From Compliance to Conviction
Most boards I see are compliant. Far fewer are convinced. The difference between the two is usually the difference between a board that protects an organisation and one that builds it.
Walk into any well-governed boardroom and you will find compliance. The terms of reference are signed. The conflicts register is up to date. The audit committee has met the prescribed number of times. The chair has had the prescribed conversation with the senior independent director. The annual report carries the prescribed disclosures. The auditors have signed the prescribed opinion.
All of this is good. Compliance is the floor of governance, not the ceiling.
The gap between the floor and the ceiling
What I increasingly notice — and what worries me — is how many boards mistake the floor for the ceiling. The directors have done what was asked of them. The forms are filled in. The boxes are ticked. The minutes are filed. And yet the board, taken as a whole, has not formed a view on what the organisation is for, where it is going, or what it would refuse to do under pressure.
I call the gap between those two states the gap between compliance and conviction. Compliance is satisfied by an external standard; conviction is forged internally. Compliance asks 'did we do what we were supposed to do?' Conviction asks 'do we believe we did the right thing, on its own merits, and would we do it again?'
Compliance and conviction beyond the boardroom
The same gap shows up well outside corporate governance. Any consumer-facing industry that runs on regulatory minimums — financial services, professional services, the offshore non GamStop gambling sites now competing for UK consumers — separates into operators that meet their licence requirement and stop there, and operators that go further because their reputation depends on it. The compliant version of any business ticks the boxes its regulator requires. The convicted version would behave the same way even if no regulator was watching. The distinction is the same one I drew above for boards; it is not a coincidence that organisations of every kind tend to fail when they have confused the floor for the ceiling.

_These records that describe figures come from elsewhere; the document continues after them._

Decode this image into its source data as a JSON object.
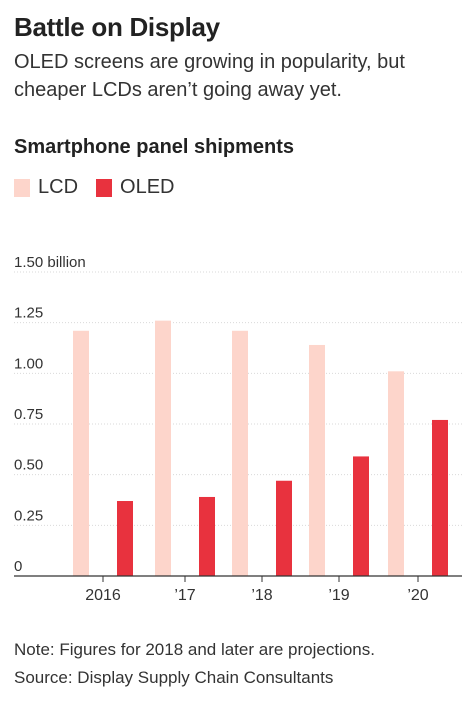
{
  "header": {
    "title": "Battle on Display",
    "subtitle": "OLED screens are growing in popularity, but cheaper LCDs aren’t going away yet."
  },
  "chart_data": {
    "type": "bar",
    "title": "Smartphone panel shipments",
    "categories": [
      "2016",
      "’17",
      "’18",
      "’19",
      "’20"
    ],
    "series": [
      {
        "name": "LCD",
        "values": [
          1.21,
          1.26,
          1.21,
          1.14,
          1.01
        ],
        "color": "#fdd5cb"
      },
      {
        "name": "OLED",
        "values": [
          0.37,
          0.39,
          0.47,
          0.59,
          0.77
        ],
        "color": "#e8323e"
      }
    ],
    "yticks": [
      "0",
      "0.25",
      "0.50",
      "0.75",
      "1.00",
      "1.25",
      "1.50 billion"
    ],
    "ylim": [
      0,
      1.5
    ],
    "grid": true,
    "legend_position": "top-left"
  },
  "footer": {
    "note": "Note: Figures for 2018 and later are projections.",
    "source": "Source: Display Supply Chain Consultants"
  }
}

Why this matters when things go wrong
Why does this matter? Because the boards that operate from conviction are the ones that survive their crises with their reputation intact. The boards that operate only from compliance get away with it for years, and then one bad event reveals that no one had actually thought about whether the underlying decisions were right — only whether they had been made through the right process.

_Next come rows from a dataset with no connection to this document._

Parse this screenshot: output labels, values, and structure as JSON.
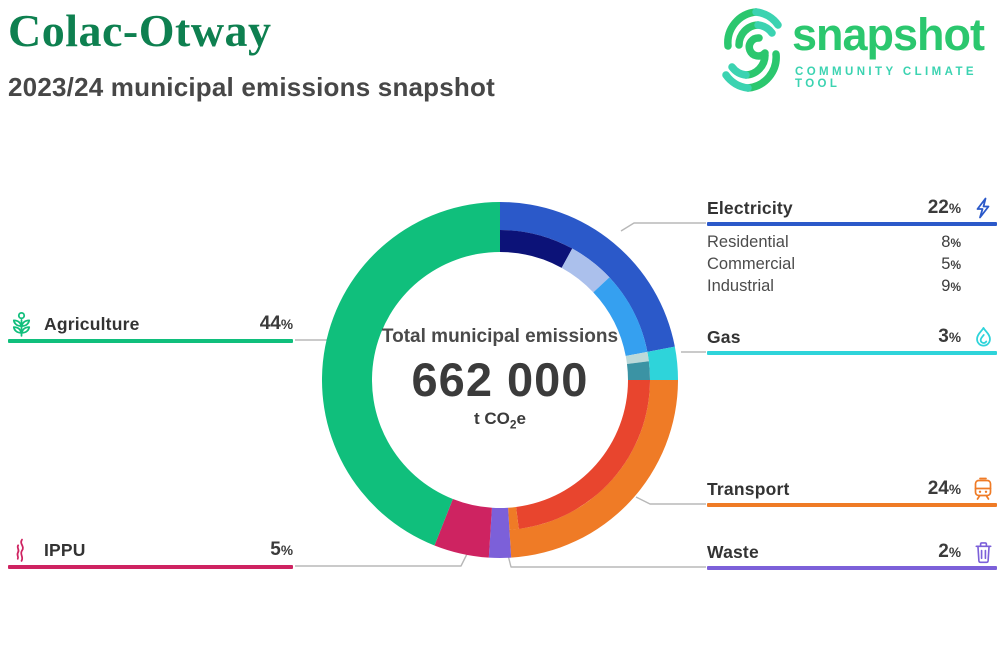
{
  "header": {
    "title": "Colac-Otway",
    "subtitle": "2023/24 municipal emissions snapshot"
  },
  "logo": {
    "word": "snapshot",
    "tagline": "COMMUNITY CLIMATE TOOL",
    "green": "#2bc76e",
    "teal": "#3bd3b1"
  },
  "center": {
    "caption": "Total municipal emissions",
    "value": "662 000",
    "unit_main": "t CO",
    "unit_sub": "2",
    "unit_tail": "e"
  },
  "chart_data": {
    "type": "pie",
    "title": "Total municipal emissions",
    "total_value": 662000,
    "total_unit": "t CO2e",
    "start_angle_deg": 0,
    "direction": "clockwise",
    "segments": [
      {
        "label": "Electricity",
        "value": 22,
        "color": "#2b59c9",
        "sub_segments": [
          {
            "label": "Residential",
            "value": 8,
            "color": "#0c1278"
          },
          {
            "label": "Commercial",
            "value": 5,
            "color": "#abc0ec"
          },
          {
            "label": "Industrial",
            "value": 9,
            "color": "#35a0f0"
          }
        ]
      },
      {
        "label": "Gas",
        "value": 3,
        "color": "#2ed4da",
        "sub_segments": [
          {
            "value": 1,
            "color": "#bcd9d9"
          },
          {
            "value": 2,
            "color": "#3b93a4"
          }
        ]
      },
      {
        "label": "Transport",
        "value": 24,
        "color": "#ef7b26",
        "sub_segments": [
          {
            "value": 23,
            "color": "#e8452e"
          },
          {
            "value": 1,
            "color": "#ef7b26"
          }
        ]
      },
      {
        "label": "Waste",
        "value": 2,
        "color": "#7c60d9"
      },
      {
        "label": "IPPU",
        "value": 5,
        "color": "#ce2361"
      },
      {
        "label": "Agriculture",
        "value": 44,
        "color": "#10bf7c"
      }
    ]
  },
  "callouts": {
    "electricity": {
      "label": "Electricity",
      "pct": "22%",
      "color": "#2b59c9",
      "subs": [
        {
          "label": "Residential",
          "pct": "8%"
        },
        {
          "label": "Commercial",
          "pct": "5%"
        },
        {
          "label": "Industrial",
          "pct": "9%"
        }
      ]
    },
    "gas": {
      "label": "Gas",
      "pct": "3%",
      "color": "#2ed4da"
    },
    "transport": {
      "label": "Transport",
      "pct": "24%",
      "color": "#ef7b26"
    },
    "waste": {
      "label": "Waste",
      "pct": "2%",
      "color": "#7c60d9"
    },
    "agriculture": {
      "label": "Agriculture",
      "pct": "44%",
      "color": "#10bf7c"
    },
    "ippu": {
      "label": "IPPU",
      "pct": "5%",
      "color": "#ce2361"
    }
  }
}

I want to give the compliance/conviction distinction some practical edges, because in abstract it can sound like a homily.
Three boardroom decisions, two ways of taking them
Consider a board that has just been asked to approve a significant capital project — a new factory, a major acquisition, a substantial technology investment. The compliant board reads the papers, asks the standard questions about IRR and payback, confirms that the right approvals have been sought, and votes. The convicted board does all of that and then asks: if this project fails, what will we say to ourselves? What would have to be true for us to look back in five years and feel that we made the right call, even with a poor outcome? What would tell us, six months from now, that the project is going wrong, and what would we be willing to do about it?
Consider a board that is wrestling with a question of culture — a complaint about a senior executive, a pattern in the engagement survey, an ethics issue that has surfaced in a junior team. The compliant board commissions an investigation, reads the report, accepts the recommendations, and moves on. The convicted board does all of that and then asks: what does this tell us about ourselves? Are we the kind of organisation we said we were in the values statement? If not, what are we going to change, and who is going to own that change?
Consider a board that has been offered a piece of business that is technically permissible but feels wrong. The compliant board reviews the legal opinion, confirms there is no rule against it, and approves. The convicted board approves only if the directors can defend the decision to themselves in plain language, separate from the legal cover.
Three habits that develop conviction
Conviction is not a checklist. You cannot codify it. You can, however, cultivate it. The boards that develop conviction tend to share three habits. They make time on the agenda for discussions that are not on the executive's critical path. They are willing to disagree visibly, in front of each other, without losing courtesy. And they accept that not every meeting needs a decision — sometimes the right output is a shared understanding that the question is still open.
A simple test for your board
Compliance is necessary. It will keep you out of the immediate trouble. But the boards I most admire have something extra: a shared sense of what they believe, that survives a regulatory framework changing around them, and that is independent of whatever the latest code update says.
If your board cannot point to a moment in the last twelve months where it chose conviction over compliance — where it went beyond what was required, or refused something that was permitted — it is operating at the floor. The floor is fine. But the floor is not where the great boards live.